RICH DAD,POOR DAD by Robert T. Kiyosaki and Sharon L. Lechter

Warner Books 1998. ISBN 0-446-67745-0

Sharon Lechter was introduced to Robert Kiyosaki by her husband, a patent lawyer. Koyosaki wanted to patent an educational game called "Cashflow" aimed at improving what he calls young peoples financial intelligence.

One thing leads to another and they eventually colaborated in producing this book which is essentially a financial biography of Kiyosaki. The Rich Dad, Poor Dad of the title are his real father, the superintendent of education for Hawaii (poor) and the businessman father of a schoolfriend (rich).

He says that at age 9 he decided to follow the advice of his rich dad and contrasts it with the advice of his poor dad throughout the book.
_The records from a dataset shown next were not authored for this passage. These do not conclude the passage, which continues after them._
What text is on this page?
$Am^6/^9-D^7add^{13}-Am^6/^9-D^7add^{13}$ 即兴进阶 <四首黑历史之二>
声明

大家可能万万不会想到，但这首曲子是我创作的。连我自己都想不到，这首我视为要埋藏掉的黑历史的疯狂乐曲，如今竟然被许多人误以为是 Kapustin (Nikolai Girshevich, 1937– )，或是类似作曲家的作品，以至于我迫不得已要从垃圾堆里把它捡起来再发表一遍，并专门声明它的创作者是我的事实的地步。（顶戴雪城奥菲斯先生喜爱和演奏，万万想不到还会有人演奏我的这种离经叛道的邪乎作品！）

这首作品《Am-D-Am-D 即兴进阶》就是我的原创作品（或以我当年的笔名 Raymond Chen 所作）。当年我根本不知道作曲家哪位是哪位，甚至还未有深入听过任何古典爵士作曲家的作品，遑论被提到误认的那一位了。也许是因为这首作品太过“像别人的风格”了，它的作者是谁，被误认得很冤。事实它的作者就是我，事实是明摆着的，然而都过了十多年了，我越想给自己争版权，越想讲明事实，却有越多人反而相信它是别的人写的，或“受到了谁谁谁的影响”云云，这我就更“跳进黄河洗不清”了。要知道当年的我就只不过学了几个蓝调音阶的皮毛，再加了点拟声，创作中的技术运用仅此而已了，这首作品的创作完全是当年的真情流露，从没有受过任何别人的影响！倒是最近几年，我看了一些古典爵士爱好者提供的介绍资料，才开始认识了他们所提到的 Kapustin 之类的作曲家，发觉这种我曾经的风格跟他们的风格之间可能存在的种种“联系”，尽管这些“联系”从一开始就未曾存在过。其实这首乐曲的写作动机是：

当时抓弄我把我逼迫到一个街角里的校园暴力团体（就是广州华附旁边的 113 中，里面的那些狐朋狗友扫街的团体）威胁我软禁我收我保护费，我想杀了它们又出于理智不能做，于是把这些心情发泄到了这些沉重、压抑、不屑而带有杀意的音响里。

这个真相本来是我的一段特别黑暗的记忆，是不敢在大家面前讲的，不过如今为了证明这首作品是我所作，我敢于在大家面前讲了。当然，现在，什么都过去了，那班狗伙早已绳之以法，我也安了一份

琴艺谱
For example, poor dad says, "Love of money is the root of all evil", but rich dad says, "The lack of money is the root of all evil" and he follows rich dad, making the money and proving that his poor dad was right on the moral aspects.

Rich dad says, "The rich don't pay taxes, that is only for the poor and middle class", or Kiyosaki; "In real estate I make an offer with the words, "Subject to approval of my business partner" ...... and if they accept the offer and I don't want the deal I call my (non existent) business partner"

Or rich dad this time. He hugs a manageress in one of his shops (top)

and says that she is like a mother to him, then in the next breath gives a warning that "you'll wind up like Mrs Martin". He could have said that he respected her for her loyalty and good work but he clearly doesn't.

If Kiyosaki had been aboard the Titanic you would undoubtedly have found him hiding behind the women and children in the first life raft, but in non critical situations he has some useful things to say about financial management.

His idea that an asset is only an asset if it makes you money is a good one. If you take a large mortgage to buy a private residence then it is a drain on your resources although an accountant would class it as an asset.

He's also good on the importance of clear thinking. As he says, "Most people do not know that it is their emotions that are doing the thinking."

The book is aimed at young people but should come with a double health warning. Firstly that the writer is greedy and dishonest and secondly that the "less travelled road" of business ownership is very risky for less imaginative people than Kiyosaki.

A much better choice is Sam Waltons "Made in America". He was a far better person than Kiyosaki and a far more successful businessman.